Complete step by step solution:
The equation given to us in the above question is written as
$\Rightarrow 3{{\left( 5 \right)}^{2x-3}}=6$
Firstly, in order to separate the variable and the constant terms, we divide both the sides of the above equation by $3$ to get
\[\begin{align}
  & \Rightarrow \dfrac{3{{\left( 5 \right)}^{2x-3}}}{3}=\dfrac{6}{3} \\
 & \Rightarrow {{\left( 5 \right)}^{2x-3}}=2 \\
\end{align}\]
Now, taking the logarithm on both the sides of the above equation, we get
$\Rightarrow \log {{\left( 5 \right)}^{2x-3}}=\log \left( 2 \right)$
Using the property of the logarithmic function which is given by $\log {{a}^{m}}=m\log a$, we can write the above equation as
$\Rightarrow \left( 2x-3 \right)\log \left( 5 \right)=\log \left( 2 \right)$
Now, on dividing both the sides of the above equation by $\log \left( 5 \right)$, we get
\[\begin{align}
  & \Rightarrow \dfrac{\left( 2x-3 \right)\log \left( 5 \right)}{\log \left( 5 \right)}=\dfrac{\log \left( 2 \right)}{\log \left( 5 \right)} \\
 & \Rightarrow 2x-3=\dfrac{\log \left( 2 \right)}{\log \left( 5 \right)} \\
\end{align}\]
Adding \[3\] on both the sides, we get
$\begin{align}
  & \Rightarrow 2x-3+3=\dfrac{\log \left( 2 \right)}{\log \left( 5 \right)}+3 \\
 & \Rightarrow 2x=\dfrac{\log \left( 2 \right)}{\log \left( 5 \right)}+3 \\
\end{align}$
Taking LCM on the RHS, we get
$\Rightarrow 2x=\dfrac{\log \left( 2 \right)+3\log \left( 5 \right)}{\log \left( 5 \right)}$
Using the logarithm property $m\log a=\log {{a}^{m}}$ we can write
\[\begin{align}
  & \Rightarrow 2x=\dfrac{\log \left( 2 \right)+\log {{\left( 5 \right)}^{3}}}{\log \left( 5 \right)} \\
 & \Rightarrow 2x=\dfrac{\log \left( 2 \right)+\log \left( 125 \right)}{\log \left( 5 \right)} \\
\end{align}\]
Now, using the logarithmic property given by $\log A+\log B=\log \left( AB \right)$ we can write
$\begin{align}
  & \Rightarrow 2x=\dfrac{\log \left( 2\times 125 \right)}{\log \left( 5 \right)} \\
 & \Rightarrow 2x=\dfrac{\log \left( 250 \right)}{\log \left( 5 \right)} \\
\end{align}$
Finally, dividing the above equation by $2$ we get
\[\begin{align}
  & \Rightarrow \dfrac{2x}{2}=\dfrac{\log \left( 250 \right)}{2\log \left( 5 \right)} \\
 & \Rightarrow x=\dfrac{\log \left( 250 \right)}{2\log \left( 5 \right)} \\
\end{align}\]
Again using the logarithmic property $m\log a=\log {{a}^{m}}$, we can simplify the denominator as
$\begin{align}
  & \Rightarrow x=\dfrac{\log \left( 250 \right)}{\log {{\left( 5 \right)}^{2}}} \\
 & \Rightarrow x=\dfrac{\log \left( 250 \right)}{\log \left( 25 \right)} \\
\end{align}$

Hence, we obtained the solution for the given equation as $\dfrac{\log \left( 250 \right)}{\log \left( 25 \right)}$.

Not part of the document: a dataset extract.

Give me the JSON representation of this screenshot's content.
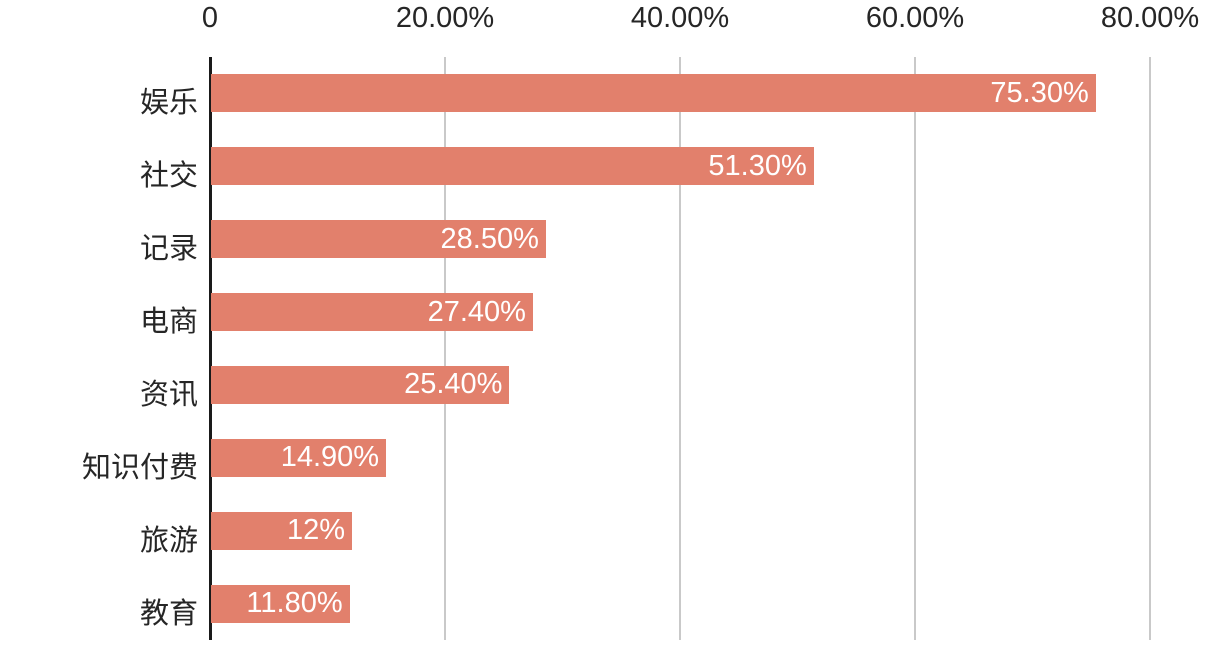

Note: We must remember all the important properties of the logarithmic function for solving these types of equations, where the variable is an exponent. We can also apply the exponent property ${{a}^{m-n}}=\dfrac{{{a}^{m}}}{{{a}^{n}}}$ to simplify the equation as $3\left( \dfrac{{{5}^{2x}}}{{{5}^{3}}} \right)=6$. This way, we will be able to get the solution quickly.